Effect of trans-spinal direct current stimulation and robotic support on the neural motor pathways in healthy and SCI subjects.

Spinal Cord Injury (SCI) is usually a severe injury to the pathways of the
central nervous system (CNS) in the spinal cord. Depending on where the injury
occurs, patients are often bound to a wheelchair or left with other impairments
diminishing their quality of life, despite a heavy post injury physical
rehabilitation regime. Trans-spinal direct current stimulation (tsDCS) and
robotic gait therapy are two promising new techniques under investigation for
the treatment of SCI. TsDCS is aiming to alter the response of the neural
pathways the stimulus is applied to. The resulting alteration of neural
activity in the spinal cord is hypothesized to have a positive effect on the
recovery of the damaged spinal cord neurons.
Similarly, robotic gait therapy is hypothesized to have a positive effect on
the cortico-spinal pathways by increasing the task specific intensity and
thereby aiding activity dependent plastic in the CNS.

The primary objective is to assess the neural short term changes, robotic gait
therapy and tsDCS have on the corticospinal pathways. Thereby it has to be
investigated in what kind of configuration and intensity tsDCS is most
effective as well as what kind of control scheme is most effective when using
more or less walking assistance during robotic walking assistance with the
LOPES II exoskeleton.

The overall goal is to perform all studies as randomized double blind
controlled trials.

For each experiment in this study, subjects will receive either tsDCS or
robotic therapy as an intervention. Possible is also a combination of both
techniques.
tsDCS is applied to the lumbar spinal cord for a period of maximum 15 minutes.
Stimulation amplitude may vary from zero to five milliamperes, with variable
electrode configurations on the back of the subject by using up to five
individual electrodes over which the applied current is divided.
Robotic therapy is applied using the LOPES exoskeleton. Thereby the subject is
aided in his effort to execute stepping movements on a treadmill.
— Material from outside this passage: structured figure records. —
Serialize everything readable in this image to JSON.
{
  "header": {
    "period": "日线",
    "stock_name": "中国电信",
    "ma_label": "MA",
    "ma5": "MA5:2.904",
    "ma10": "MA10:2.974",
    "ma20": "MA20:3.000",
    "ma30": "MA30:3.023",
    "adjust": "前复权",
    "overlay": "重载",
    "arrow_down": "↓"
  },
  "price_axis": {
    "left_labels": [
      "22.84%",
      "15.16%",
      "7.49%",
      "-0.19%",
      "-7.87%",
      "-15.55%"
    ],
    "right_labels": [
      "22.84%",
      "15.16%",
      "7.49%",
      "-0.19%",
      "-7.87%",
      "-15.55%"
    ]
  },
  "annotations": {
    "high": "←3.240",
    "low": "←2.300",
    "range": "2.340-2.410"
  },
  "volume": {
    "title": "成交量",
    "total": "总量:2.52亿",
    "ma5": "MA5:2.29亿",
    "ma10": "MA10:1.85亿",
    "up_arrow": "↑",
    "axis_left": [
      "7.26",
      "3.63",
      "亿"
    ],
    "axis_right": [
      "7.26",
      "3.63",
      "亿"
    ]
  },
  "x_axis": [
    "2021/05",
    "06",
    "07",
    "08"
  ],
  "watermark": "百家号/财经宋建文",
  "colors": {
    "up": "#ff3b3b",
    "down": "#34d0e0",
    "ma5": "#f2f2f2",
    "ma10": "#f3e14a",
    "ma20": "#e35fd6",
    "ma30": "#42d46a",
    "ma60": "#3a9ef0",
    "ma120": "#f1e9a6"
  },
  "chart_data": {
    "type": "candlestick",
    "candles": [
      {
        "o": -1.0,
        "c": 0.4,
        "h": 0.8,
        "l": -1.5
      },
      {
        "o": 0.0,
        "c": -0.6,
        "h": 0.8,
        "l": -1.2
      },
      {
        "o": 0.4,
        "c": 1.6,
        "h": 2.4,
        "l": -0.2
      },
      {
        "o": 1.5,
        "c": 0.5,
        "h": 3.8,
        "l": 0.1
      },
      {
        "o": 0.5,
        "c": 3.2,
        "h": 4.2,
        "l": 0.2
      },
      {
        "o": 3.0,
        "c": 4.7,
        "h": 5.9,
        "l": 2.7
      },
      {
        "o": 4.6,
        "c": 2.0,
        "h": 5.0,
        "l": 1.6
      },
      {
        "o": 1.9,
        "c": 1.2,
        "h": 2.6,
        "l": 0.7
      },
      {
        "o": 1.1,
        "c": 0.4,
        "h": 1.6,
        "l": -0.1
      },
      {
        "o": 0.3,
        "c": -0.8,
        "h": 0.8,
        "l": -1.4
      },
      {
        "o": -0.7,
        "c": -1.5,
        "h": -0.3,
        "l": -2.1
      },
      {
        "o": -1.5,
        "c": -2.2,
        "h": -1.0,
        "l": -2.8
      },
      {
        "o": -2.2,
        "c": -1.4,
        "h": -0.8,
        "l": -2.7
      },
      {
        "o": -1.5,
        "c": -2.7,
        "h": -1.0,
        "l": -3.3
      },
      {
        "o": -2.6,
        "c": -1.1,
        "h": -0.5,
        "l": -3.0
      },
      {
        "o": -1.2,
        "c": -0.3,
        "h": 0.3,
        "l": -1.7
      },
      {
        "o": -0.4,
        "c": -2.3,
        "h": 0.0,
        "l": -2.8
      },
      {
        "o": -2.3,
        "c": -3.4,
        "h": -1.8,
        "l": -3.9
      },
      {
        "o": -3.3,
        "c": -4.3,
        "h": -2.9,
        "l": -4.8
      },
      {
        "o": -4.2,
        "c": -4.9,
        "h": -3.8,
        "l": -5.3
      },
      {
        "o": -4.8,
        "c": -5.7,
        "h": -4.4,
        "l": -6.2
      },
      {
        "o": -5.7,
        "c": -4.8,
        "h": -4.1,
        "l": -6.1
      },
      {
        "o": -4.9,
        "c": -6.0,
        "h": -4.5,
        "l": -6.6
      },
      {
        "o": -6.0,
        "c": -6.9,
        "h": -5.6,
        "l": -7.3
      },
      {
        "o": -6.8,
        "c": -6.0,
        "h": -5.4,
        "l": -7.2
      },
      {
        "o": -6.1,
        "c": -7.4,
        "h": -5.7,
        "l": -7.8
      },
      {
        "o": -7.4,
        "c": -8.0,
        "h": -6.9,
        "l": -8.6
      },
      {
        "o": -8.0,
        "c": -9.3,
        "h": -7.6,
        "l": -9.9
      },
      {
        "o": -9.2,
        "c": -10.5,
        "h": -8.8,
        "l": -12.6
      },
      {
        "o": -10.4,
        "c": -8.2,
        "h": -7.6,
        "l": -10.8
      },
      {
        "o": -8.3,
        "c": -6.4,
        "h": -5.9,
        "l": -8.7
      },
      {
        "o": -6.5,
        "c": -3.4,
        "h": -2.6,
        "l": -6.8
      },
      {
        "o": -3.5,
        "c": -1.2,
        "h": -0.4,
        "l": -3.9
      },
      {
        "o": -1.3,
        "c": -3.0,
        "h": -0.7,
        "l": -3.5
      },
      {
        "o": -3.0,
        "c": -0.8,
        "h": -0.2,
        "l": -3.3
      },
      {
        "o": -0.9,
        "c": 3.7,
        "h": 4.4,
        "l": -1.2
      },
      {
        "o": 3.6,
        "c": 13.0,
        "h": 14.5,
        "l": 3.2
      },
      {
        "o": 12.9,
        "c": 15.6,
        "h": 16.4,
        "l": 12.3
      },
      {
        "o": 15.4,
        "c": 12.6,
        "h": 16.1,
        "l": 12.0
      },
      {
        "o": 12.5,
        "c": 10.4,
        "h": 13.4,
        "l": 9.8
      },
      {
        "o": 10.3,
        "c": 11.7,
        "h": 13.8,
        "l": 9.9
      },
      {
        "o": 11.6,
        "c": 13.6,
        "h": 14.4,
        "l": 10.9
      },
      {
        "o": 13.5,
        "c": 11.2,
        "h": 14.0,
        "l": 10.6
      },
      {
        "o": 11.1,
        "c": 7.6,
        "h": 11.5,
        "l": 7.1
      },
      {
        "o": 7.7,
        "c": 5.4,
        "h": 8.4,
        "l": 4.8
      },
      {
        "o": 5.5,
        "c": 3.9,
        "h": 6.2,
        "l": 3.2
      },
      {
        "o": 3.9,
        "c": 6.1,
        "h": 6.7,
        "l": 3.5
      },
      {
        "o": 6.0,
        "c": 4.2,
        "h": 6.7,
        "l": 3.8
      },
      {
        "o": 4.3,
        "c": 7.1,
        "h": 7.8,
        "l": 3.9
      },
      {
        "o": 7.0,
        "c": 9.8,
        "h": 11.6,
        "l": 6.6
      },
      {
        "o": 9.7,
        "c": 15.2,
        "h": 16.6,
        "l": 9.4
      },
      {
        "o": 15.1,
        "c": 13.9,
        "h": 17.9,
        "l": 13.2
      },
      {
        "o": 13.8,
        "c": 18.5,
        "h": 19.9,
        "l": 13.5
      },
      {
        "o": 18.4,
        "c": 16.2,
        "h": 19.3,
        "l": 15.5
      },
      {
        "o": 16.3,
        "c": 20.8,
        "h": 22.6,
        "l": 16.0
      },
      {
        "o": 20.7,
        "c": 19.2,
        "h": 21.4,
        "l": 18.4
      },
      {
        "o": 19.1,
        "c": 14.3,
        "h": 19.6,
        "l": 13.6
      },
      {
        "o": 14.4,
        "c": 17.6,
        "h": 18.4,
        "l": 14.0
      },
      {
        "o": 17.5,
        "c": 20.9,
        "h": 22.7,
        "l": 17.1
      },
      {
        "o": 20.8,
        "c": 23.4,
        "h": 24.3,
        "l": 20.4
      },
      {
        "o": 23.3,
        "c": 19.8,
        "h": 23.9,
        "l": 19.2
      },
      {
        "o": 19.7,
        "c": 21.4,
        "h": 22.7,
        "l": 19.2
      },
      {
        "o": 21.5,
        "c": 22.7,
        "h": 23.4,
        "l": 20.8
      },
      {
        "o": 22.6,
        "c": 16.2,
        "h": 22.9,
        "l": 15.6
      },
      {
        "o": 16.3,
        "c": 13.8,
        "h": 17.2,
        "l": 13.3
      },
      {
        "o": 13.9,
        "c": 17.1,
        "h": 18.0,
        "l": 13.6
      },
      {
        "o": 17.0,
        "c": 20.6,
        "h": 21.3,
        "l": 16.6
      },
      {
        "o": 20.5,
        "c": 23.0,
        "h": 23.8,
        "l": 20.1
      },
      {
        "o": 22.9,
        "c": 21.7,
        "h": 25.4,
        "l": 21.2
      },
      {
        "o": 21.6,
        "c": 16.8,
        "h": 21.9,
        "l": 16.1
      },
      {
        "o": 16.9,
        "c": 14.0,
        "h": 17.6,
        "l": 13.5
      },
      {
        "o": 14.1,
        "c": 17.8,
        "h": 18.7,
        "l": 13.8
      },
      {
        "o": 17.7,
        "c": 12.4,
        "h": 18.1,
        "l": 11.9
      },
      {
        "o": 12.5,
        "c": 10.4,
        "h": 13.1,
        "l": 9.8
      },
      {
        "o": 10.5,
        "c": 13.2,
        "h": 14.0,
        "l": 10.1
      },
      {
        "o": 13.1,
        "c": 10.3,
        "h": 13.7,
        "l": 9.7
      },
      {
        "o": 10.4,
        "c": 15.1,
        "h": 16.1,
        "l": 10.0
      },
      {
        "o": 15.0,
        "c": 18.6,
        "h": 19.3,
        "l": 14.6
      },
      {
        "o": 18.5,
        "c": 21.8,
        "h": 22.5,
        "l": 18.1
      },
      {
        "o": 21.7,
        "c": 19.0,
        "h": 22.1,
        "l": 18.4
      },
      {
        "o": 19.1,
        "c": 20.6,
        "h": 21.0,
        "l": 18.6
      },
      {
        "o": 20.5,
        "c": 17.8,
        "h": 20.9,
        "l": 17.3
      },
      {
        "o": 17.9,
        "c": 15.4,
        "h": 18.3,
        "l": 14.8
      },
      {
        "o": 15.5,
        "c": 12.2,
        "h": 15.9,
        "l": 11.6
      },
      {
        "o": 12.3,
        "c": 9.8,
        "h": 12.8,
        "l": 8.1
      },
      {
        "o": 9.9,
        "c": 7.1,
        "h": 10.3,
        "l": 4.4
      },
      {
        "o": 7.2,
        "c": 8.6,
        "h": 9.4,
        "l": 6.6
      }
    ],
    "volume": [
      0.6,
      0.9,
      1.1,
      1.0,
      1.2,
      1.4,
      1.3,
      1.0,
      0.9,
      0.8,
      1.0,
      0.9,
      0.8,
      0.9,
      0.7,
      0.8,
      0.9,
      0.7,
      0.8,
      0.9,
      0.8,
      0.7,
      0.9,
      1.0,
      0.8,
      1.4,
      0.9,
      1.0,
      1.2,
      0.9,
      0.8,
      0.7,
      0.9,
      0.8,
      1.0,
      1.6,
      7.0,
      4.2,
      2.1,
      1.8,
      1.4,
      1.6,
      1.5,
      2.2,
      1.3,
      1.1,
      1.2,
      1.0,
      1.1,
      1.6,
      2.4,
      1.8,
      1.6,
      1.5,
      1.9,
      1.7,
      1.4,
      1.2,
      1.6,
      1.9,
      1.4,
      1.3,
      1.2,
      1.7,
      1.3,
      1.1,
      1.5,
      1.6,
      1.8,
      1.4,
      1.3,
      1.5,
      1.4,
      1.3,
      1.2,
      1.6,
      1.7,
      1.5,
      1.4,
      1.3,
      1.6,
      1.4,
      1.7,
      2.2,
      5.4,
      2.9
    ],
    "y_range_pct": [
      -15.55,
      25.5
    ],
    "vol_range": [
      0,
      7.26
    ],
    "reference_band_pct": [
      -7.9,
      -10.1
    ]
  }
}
Both, tsDCS and robotic therapy are non-invasive. tsDCS involves the electrical
stimulation of living tissue and therefore guidelines have to be followed for
the safe use of the technique. Two factors which are vital in this respect are
the overall current input into the tissue as well as the current density. Both
of these factors are limited by current strength and stimulation time. All in
all the application of tsDCS within the established limits can considered to
be safe with a minimum side effects.
During robotics therapy the subject is attached to the LOPES II exoskeleton,
which is able to support the person in his effort to make stepping movements.
The subject is thereby attached to the device via Velcro straps and secured by
a safety harness to prevent falling. During, before and after operation all
measures have been taken which ensures safe operation of the device which is
supported by previous studies the LOPES I has been part of. Additional
information concerning the LOPES II safety can be found in section 6.1. of C1.
In addition to the safety of both interventions alone, the combination of both
interventions is not thought to result into any harmful effects.
Patient benefit is closely related to the duration and effect of the
intervention. Thereby tsDCS produces an effect that may last up to several
hours of the treatment but decline subsequently. In terms of robotic therapy it
is not known to which extend there are longer lasting post treatment effects.
Since it however merely involves an intensified movement training, it is not
likely that any visible lasting abnormal will occur. Out if this reason subject
benefit for both interventions will be unlikely.
In terms of group relatedness, the specific application to SCI the study
depends on the participation of spinal cord injured subjects to a great extent.
It is therefore vital that SCI patients will be able to participate.